17/04/20

Foreign Affairs

C’è un peccato originale che condanna gli accordi sul clima (parola di premio Nobel)

Luca Angelini – da La rassegna Stampa del Corriere della Sera Digital Edition del 17/04/20

 «Se una squadra sportiva perde 25 partite di fila, è tempo di un nuovo allenatore. Allo stesso modo, dopo una lunga serie di falliti vertici sul clima, il vecchio disegno per gli accordi climatici dovrebbe essere stracciato in favore di uno che ne ripari gli errori». Così scrive, su Foreign Affairs, William Nordhaus, premio Nobel 2018 per l’Economia. Le 25 partire a cui si riferisce sono le 25 Conferenze sul clima (dalla Cop1 di Berlino del 1995 alla Cop25 di Madrid, lo scorso dicembre) che non sono riuscite a cambiare il punto cruciale: «Non c’è un accordo internazionale vincolante sul cambiamento climatico». 

l’aggettivo decisivo è proprio «vincolante». Tutti gli accordi finora firmati hanno come base la volontarietà. E non ci sono punizioni per chi non rispetta gli impegni. Una situazione che, spiega Nordhaus citando la teoria dei giochi, favorisce il free-riding, la tentazione di farsi un giro gratis a spese degli altri. Tradotto: se gli altri Paesi si fanno carico del costo di ridurre le emissioni di gas serra, anche il mio Paese, pur non prendendo o rispettando alcun impegno, beneficerà di un pianeta più pulito e sicuro.

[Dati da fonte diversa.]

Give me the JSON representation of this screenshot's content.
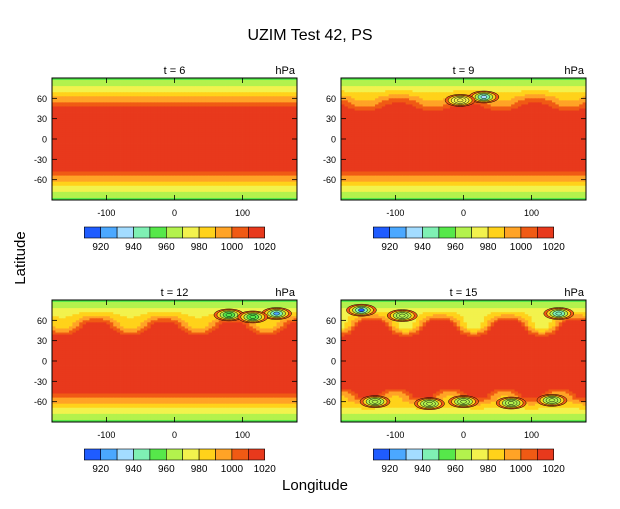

La ricetta di Nordhaus? Cambiare l’architettura degli accordi climatici, in particolare la struttura degli incentivi: «Quel che io chiamerei il “Club del clima”. Le nazioni possono superare la sindrome del free-riding negli accordi internazionali sul clima se adottano il modello del club e prevedono punizioni per le nazioni che non ne fanno parte. Altrimenti lo sforzo globale per frenare il cambiamenti climatico fallirà di sicuro».

Come dovrebbe funzionare il Club del clima? Primo: la regola fondamentale per farne parte è impegnarsi a ridurre i gas serra per contenere entro una certa misura (ad esempio, +2°C) l’aumento medio della temperatura del pianeta. E qui Nordhaus suggerisce di non negoziare sui limiti massimi nazionali di emissioni (perché ogni Paese cercherebbe di fissarne uno alto per sé e basso per gli altri), ma piuttosto di contrattare un prezzo internazionale del carbonio (ad esempio, 50 dollari per tonnellata di biossido di carbonio), che aumenti di una percentuale prefissata di anno in anno, in modo da rendere sempre meno convenienti le produzioni «sporche» e più vantaggiose quelle pulite. Una volta fissato il prezzo del carbonio, i singoli Paesi potranno decidere se adottare per sé una carbon tax (che tassa il contenuto di emissioni delle merci) o un sistema «cap and trade» (che consente uno scambio del costo delle emissioni fra industrie e settori «sporchi» e «puliti», sempre a vantaggio di questi ultimi).

La regola decisiva del club, per Nordhaus, è però la seconda: chi non ne fa parte verrà penalizzato. Come? Il suo suggerimento è una tariffa universale, poniamo del 5%, su tutte le merci importate nei Paesi del club da Paesi che non ne fanno parte. Indipendentemente dal «contenuto di carbonio» delle diverse merci, perché l’obiettivo, in questo caso, non è ridurre quel contenuto, ma fornire un potente incentivo economico a chi è fuori dal club a entrare a farne parte (impegnandosi a rispettarne la prima regola). 

Nordhaus sottolinea che studi e modelli dimostrano che gli accordi «con penalità» sono più efficaci di quelli senza. Ci resta, però, un dubbio: che succederebbe se i due principali inquinatori globali, Cina e Stati Uniti, decidessero di restare fuori dal club e di imporre tariffe ritorsive uguali e contrarie a chi ne fa parte (ad esempio l’Unione europea)? Una guerra dei dazi a spese del pianeta e di chi lo abita?